Она споткнулась, упала в траву, и ей расхотелось бежать в деревню. Она сидела в траве, большая, грузная, слушала выстрелы. Потом поднялась, вернулась к пасеке, взяла лопату с медвежьим дерьмом, стряхнула, несколько раз вонзила лопату в землю, очистила ее, потом протерла травой и приставила к стене сарайчика.
Наведя порядок на пасеке, Кеке спустилась в деревню. Вошла в свой дом. Ничто никогда так не удивляло ее, как вид мужа. Перед ней стоял бритоголовый – бритоголовым он был всегда, – но на этот раз вся его голова, лоб, щеки, подбородок и даже затылок были оклеены почтовыми марками.
Марки разные: большие, маленькие, цветные, со штемпелями, без штемпелей.
– Ты что? – спросила Кеке.
Муж не ответил.
– Что это такое?
Он доклеил на голову последние марки, лежавшие на столе. Пораженная, она села напротив мужа.

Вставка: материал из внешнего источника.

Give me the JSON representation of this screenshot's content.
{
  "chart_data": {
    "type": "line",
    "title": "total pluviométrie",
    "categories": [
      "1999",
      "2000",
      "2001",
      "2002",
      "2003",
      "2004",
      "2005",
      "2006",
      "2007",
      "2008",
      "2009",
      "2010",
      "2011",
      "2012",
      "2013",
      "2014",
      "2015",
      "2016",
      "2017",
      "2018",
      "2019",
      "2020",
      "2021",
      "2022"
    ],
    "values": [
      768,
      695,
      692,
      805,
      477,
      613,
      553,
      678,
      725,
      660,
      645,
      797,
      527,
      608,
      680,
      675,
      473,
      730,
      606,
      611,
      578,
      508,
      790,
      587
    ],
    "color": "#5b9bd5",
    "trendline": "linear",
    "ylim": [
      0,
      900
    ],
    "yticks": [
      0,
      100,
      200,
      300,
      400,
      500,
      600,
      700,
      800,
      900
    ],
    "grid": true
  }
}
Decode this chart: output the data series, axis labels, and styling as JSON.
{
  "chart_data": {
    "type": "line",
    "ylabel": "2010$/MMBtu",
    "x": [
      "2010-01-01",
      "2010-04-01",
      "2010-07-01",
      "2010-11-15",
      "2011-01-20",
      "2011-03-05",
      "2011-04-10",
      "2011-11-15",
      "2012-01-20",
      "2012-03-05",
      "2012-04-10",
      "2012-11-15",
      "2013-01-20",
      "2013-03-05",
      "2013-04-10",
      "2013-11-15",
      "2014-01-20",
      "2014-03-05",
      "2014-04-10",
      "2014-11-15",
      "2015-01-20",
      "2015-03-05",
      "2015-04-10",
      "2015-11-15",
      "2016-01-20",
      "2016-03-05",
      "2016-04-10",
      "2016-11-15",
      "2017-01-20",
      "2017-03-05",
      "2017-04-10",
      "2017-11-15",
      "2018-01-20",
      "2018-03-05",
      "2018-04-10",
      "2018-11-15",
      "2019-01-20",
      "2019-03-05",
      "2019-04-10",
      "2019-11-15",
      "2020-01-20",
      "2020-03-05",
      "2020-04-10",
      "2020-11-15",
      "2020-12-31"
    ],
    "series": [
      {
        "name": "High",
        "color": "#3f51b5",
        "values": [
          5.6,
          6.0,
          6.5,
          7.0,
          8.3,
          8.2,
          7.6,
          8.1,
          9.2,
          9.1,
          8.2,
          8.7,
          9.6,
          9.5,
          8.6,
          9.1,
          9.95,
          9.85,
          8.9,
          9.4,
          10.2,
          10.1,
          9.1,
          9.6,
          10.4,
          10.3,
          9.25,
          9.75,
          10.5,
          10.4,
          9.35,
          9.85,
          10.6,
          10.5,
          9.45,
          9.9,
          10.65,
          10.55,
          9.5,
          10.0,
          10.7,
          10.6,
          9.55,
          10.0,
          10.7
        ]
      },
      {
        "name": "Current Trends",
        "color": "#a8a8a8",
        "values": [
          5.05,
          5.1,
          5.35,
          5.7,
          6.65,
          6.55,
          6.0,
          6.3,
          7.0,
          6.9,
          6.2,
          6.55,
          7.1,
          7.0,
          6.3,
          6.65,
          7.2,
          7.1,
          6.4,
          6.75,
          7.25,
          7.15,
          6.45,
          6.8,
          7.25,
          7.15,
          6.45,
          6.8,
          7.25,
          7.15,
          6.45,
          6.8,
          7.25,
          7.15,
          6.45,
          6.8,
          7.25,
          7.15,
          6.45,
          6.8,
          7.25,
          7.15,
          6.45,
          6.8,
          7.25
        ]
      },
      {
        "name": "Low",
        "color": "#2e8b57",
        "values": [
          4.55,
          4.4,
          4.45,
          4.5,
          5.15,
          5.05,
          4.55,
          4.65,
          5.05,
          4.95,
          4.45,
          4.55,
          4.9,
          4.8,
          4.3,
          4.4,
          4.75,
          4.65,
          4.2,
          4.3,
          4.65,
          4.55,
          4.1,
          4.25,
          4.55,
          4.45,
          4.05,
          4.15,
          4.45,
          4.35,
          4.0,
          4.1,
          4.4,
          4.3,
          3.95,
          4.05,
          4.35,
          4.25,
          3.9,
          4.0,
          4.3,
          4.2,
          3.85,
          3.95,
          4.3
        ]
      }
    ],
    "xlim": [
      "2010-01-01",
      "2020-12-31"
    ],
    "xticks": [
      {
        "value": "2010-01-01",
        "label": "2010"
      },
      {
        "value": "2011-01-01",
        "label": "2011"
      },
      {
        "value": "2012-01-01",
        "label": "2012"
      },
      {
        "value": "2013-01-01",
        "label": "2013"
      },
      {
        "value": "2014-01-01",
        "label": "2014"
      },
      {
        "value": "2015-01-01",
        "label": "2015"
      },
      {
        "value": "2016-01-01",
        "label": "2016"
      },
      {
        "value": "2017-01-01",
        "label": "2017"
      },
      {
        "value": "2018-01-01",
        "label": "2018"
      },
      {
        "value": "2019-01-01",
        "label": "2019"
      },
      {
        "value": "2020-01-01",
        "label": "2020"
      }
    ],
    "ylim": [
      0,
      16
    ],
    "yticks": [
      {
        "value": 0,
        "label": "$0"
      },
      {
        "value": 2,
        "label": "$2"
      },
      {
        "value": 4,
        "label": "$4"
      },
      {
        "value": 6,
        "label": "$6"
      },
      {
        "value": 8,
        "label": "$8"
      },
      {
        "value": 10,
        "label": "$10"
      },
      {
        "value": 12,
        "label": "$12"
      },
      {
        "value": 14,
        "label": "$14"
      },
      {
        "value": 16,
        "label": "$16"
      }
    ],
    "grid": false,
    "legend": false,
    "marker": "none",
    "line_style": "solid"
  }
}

Тот не видел ее или делал вид, что не видит. Потом встал и вышел из комнаты.
Шалва шел по улице, Кеке попыталась остановить его, но он отстранил жену и пошел дальше. Около дома Самсонии он крикнул:
– Письмо пришло!
Хозяин дома Элиоз выглянул из окна.
– Письмо пришло! – повторил Шалва.
Он зашел во двор, огляделся, заметил жену Элиоза, девочек, которые в изумлении смотрели на почтальона.
– Здравствуйте, дорогие мама и папа! Шлет привет вам ваш сын Лука, – начал почтальон.
Кеке подошла к мужу.
– Шалва, что ты говоришь, замолчи…
Шалва не замолчал, он говорил, словно бы озвучивая чье-то письмо:
– Рана моя зажила. Хоть мучила она меня долго и мучила моих врачей, пулю с трудом достали из живота, закрутила она все кишки, но зашили их, все, все дырочки, теперь я здоров, вы посмотрите на меня и не догадаетесь, где я был продырявлен пулей. Вот так-то! Спасибо врачам! Не плачьте обо мне, как я уже сказал, я здоров. Скоро выпишут меня из больницы, и поеду я добивать фашистских гадов. А после победы приеду к вам. Так хочется обнять вас. Как там мои сестренки? Выросли уже? Невестами ходят?! Без меня не выдавайте замуж…
Элиоз взял Шалву за плечи:
– Замолчи.
– Из окна моей палаты я вижу провода, на них сидят птицы, они, как мои сестрички, – смешные, красивые… Вот птицы улетели, и я кончаю письмо. Целую вас всех. Ваш Лука.
Шалва освободился от рук Элиоза, повернулся и вышел со двора.
– Он что, сошел с ума? – спросил Элиоз.